About 14 months ago, The Daily Californian switched from Disqus to Facebook Comments in order to clean up the comments section of the website. But recently, the decision was reversed, and it was decided that Disqus would make a come back. I worked with one of my Online Developers to facilitate the process.
One of the stipulations of the Facebook to Disqus transition was that the Online Team would transfer a year’s worth of Facebook comments over to Disqus so that they would still remain on the website. Facebook doesn’t natively support any kind of data export feature for their commenting platform at the time of writing. I don’t expect that they will in the future. However, they provide a reliable API to their comments database. With a bit of ingenuity and persistence, we were able to successfully import over 99% of existing Facebook comments into Disqus.
Overview of the process
Disqus supports imports in the form of custom WXR files. These are WordPress-compatible XML files that contain things about posts (titles, dates, preview, id, etc.) and comments (name, date, IP, content, etc.).
The Daily Cal uses WordPress and the official Disqus WordPress plugin. The plugin identifies threads with a combination of WordPress’s internal post ID and a short permalink. Thread identifiers look like this:
var disqus_identifier = '528 https://rogerhub.com/~r/code.rogerhub/?p=528';
This one is taken right from the source code of this post (you can see for yourself).
Facebook, on the other hand, identifies threads by the content page’s URL. After all, their system was created for arbitrary content, not just blogs. The Facebook Open Graph API provides a good amount of information about comments. There’s enough information to identify multiple comments posted by a single user. There’s accurate timestamp and reply relationships. There isn’t any personal information like IP addresses, but names are provided.
The overall process looked like this:
- On dailycal.org, we needed an API endpoint to grab page URLs along with other information about threads on the site.

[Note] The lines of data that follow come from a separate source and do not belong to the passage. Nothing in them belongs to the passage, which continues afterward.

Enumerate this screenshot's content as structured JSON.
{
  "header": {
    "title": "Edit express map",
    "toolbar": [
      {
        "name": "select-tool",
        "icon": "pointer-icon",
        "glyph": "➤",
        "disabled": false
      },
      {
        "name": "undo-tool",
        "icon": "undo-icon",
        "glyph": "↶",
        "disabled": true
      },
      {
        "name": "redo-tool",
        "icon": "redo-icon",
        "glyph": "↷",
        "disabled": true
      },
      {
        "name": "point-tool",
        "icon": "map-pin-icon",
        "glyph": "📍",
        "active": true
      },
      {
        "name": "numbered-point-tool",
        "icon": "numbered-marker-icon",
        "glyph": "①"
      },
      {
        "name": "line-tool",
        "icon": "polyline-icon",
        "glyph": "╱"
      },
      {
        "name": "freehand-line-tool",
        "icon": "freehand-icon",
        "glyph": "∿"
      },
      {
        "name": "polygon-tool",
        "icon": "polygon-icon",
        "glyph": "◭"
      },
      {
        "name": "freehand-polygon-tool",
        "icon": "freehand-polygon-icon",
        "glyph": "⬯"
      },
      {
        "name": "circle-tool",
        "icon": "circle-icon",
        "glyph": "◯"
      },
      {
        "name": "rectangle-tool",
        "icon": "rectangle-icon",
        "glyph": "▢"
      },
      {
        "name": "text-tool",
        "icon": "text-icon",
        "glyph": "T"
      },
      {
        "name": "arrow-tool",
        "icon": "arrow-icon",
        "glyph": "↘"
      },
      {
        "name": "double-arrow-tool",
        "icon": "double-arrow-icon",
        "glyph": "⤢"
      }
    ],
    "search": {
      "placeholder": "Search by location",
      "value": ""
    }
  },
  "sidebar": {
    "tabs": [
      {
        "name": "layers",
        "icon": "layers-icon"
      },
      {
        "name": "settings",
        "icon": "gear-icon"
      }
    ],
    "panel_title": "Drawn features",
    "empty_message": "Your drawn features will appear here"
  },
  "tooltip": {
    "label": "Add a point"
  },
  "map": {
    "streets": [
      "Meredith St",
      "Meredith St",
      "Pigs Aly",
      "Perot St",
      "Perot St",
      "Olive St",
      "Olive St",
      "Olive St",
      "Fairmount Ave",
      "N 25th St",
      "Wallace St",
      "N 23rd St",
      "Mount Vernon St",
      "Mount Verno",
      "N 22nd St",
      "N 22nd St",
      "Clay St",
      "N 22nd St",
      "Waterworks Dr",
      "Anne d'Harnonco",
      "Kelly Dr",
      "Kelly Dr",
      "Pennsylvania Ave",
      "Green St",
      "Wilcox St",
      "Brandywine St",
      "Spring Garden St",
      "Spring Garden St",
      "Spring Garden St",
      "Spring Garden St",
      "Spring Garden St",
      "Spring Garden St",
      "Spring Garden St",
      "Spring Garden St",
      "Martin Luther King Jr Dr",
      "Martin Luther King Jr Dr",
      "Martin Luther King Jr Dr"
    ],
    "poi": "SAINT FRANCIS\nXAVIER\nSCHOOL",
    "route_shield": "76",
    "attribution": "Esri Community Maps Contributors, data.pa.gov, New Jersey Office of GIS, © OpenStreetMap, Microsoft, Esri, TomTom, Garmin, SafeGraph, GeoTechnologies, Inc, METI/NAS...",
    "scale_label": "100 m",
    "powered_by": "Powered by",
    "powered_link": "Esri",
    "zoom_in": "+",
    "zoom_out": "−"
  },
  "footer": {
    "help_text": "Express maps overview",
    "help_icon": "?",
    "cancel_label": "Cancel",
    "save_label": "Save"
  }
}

- For each of these URLs, we check Facebook’s Open Graph API for comments that were posted on that URL. If there are any, then we put them into our local database.
- After we are done processing comments for all of the articles ever published on dailycal.org, we can export them to Disqus-compatible WXR and upload them to Disqus.
This seems like a pretty straight-forward data hacking project, but there were a couple of issues that we ran into.
The primary API endpoint for Facebook’s Comment API is graph.facebook.com/comments/. This takes a couple of GET parameters:
- limit — A maximum number of comments to return
- ids — A comma-delimited list of article URLs
- fields — For getting comment replies
The API supports pagination with cursors (next/prev URLs), but to make things more simple, we just hardcoded a limit parameter of 9999. By default, the endpoint will return only top-level comments. To get comment replies, you need to add a fields=comments parameter to the request.
You can make a few sample requests to get a feel for the structure of the JSON data returned.
Disqus supports a well-documented XML-based import format. In our case, we decided that names were sufficient identification, although Disqus will support some social login tagging in the import format as well. The format specifies a place for the article content, which is an odd request, since article content is usually quite massive. We decided to supply just an excerpt of the article content rather than the entire page.
There were a few more precautions we took before we started development. In order to lower suspicion around our scraping activity on Facebook as well as our own web application firewall (WAF), we grabbed the user agent of a typical Google Chrome client running on Windows 7 x86-64, and used that for all of our requests. We also created a couple of test import “sites” on Disqus, since the final destination of our generated WXR was the Disqus site that we used a year ago before the switch to Facebook. There isn’t any way to copy comments or clone a Disqus site, so we didn’t want to make any mistakes.
Unicode support and escape sequences
The first version of our program had terrible support for any kind of non-ASCII character. It’s not that our commenters were all typing in Arabic or something (actually, we had a couple of comments that really were in Arabic). Smart quotes are used in plain English, and they ruin the process as well.
Facebook’s API spits out JSON data, and uses JSON’s encoding. For example, the double left quotation mark, otherwise known as lrquo in HTML/XML, is encoded as \u201c using JSON’s unicode standard.
However, the JSON data also contains HTML-encoded entities like &. (Update: It appears that Facebook has corrected this issue.)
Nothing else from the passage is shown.